Darn…Cindy, I thought you were going to show me how to make some ‘no-bake’ oatmeal cookies! I was waiting for you to say that after you’d refrigerated the dough they were firm enough to eat, as is! Drat. I’m no Kitchenista either & am always looking for an easy-way out;-) PS Hours can literally fly by in the ‘online world’…in what seems like just a few minutes. It gets scary sometimes!

13 12 2011
cindydyer

Jan—if you ever find a recipe for no-bake cookies, PLEASE forward it to me. You remember the days when we were little and we could ACTUALLY EAT RAW COOKIE DOUGH? I looked at that dough longingly on Sunday. Ah, those were the days. On the evening news a day before, they had a newsbit on not eating cookie dough and why it was bad for you. I always thought it as because of the addition of the raw egg. Apparently it’s due to the flour, or so they speculate. Flour is an agricultural product that isn’t as regulated as other items. Who knew?

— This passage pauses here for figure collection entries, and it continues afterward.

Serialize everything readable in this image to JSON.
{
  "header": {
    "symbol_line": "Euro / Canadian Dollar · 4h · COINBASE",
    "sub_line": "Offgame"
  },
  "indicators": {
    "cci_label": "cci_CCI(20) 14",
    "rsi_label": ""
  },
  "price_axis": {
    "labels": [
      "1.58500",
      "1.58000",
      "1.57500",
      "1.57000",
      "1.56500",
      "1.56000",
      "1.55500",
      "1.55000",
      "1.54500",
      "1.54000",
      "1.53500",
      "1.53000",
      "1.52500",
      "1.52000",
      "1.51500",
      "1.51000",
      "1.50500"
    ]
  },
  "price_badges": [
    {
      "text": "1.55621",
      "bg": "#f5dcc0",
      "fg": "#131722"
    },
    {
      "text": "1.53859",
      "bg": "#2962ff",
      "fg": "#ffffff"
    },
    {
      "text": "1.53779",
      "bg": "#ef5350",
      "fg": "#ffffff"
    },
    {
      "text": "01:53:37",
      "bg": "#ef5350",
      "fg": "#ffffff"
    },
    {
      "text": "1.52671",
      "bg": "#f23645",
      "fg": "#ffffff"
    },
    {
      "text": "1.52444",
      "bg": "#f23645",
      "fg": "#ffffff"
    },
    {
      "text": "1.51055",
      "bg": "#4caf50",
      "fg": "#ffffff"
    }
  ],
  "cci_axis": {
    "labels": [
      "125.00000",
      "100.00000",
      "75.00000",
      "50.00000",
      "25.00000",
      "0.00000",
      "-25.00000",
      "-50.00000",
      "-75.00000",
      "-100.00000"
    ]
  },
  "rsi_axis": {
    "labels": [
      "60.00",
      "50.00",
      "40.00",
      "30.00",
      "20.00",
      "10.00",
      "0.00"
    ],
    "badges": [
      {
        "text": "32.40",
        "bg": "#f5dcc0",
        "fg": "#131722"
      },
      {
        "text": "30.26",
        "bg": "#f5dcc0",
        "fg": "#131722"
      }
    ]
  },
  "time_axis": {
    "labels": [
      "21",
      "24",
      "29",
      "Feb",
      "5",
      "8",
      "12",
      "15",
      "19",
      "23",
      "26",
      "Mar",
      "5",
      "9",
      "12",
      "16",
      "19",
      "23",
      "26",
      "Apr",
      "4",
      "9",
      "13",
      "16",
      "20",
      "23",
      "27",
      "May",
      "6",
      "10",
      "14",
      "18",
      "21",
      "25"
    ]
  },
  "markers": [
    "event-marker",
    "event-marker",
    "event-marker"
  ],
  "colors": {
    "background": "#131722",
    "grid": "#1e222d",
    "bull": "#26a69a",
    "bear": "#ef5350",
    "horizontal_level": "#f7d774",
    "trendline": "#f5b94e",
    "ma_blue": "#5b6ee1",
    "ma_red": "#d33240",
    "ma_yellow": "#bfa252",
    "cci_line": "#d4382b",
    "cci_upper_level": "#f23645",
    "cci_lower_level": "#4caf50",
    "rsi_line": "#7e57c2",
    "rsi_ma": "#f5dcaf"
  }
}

Good thing we’re both great at gardening, huh? 😉

13 12 2011
thekingoftexas

As a youngster I cleaned the cookie mixing bowl one finger-load at a time (the social finger of the right hand). I mean, like, you know, when I was finished loading and licking the sweet dough and the wayward chocolate bits from my finger, the bowl could be returned unwashed to the cabinet shelf.

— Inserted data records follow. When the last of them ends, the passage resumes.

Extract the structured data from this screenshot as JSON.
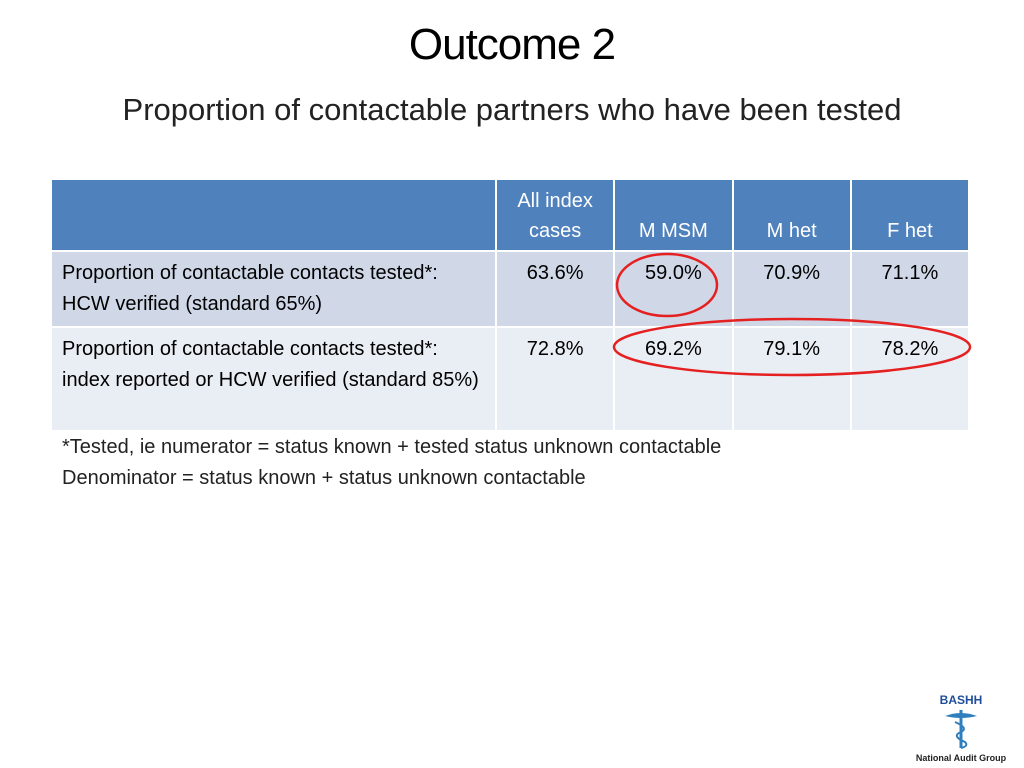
{
  "header": {
    "title": "Outcome 2",
    "subtitle": "Proportion of contactable partners who have been tested"
  },
  "table": {
    "columns": [
      "All index cases",
      "M MSM",
      "M het",
      "F het"
    ],
    "rows": [
      {
        "label": "Proportion of contactable contacts tested*: HCW verified (standard 65%)",
        "values": [
          "63.6%",
          "59.0%",
          "70.9%",
          "71.1%"
        ]
      },
      {
        "label": "Proportion of contactable contacts tested*: index reported or HCW verified (standard 85%)",
        "values": [
          "72.8%",
          "69.2%",
          "79.1%",
          "78.2%"
        ]
      }
    ]
  },
  "footnote": [
    "*Tested, ie numerator = status known + tested status unknown contactable",
    "Denominator = status known + status unknown contactable"
  ],
  "logo": {
    "name": "BASHH",
    "caption": "National Audit Group"
  }
}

I estimate that in my early preteen years I consumed enough raw cookie dough that had the cookies been baked and allowed to accumulate, they would have kept several Girl Scouts busy delivering cookies for several days, and it in no way affected me, affected me, affected me . . .

Nice photos and a great narrative. By the way, are you sure the black cookies were not enhanced with Mary Jane? I remember (vaguely) that such enhancement darkened them – some might consider them tainted, of course.

Hey, daughter Number 2, I’m joking, I’m joking!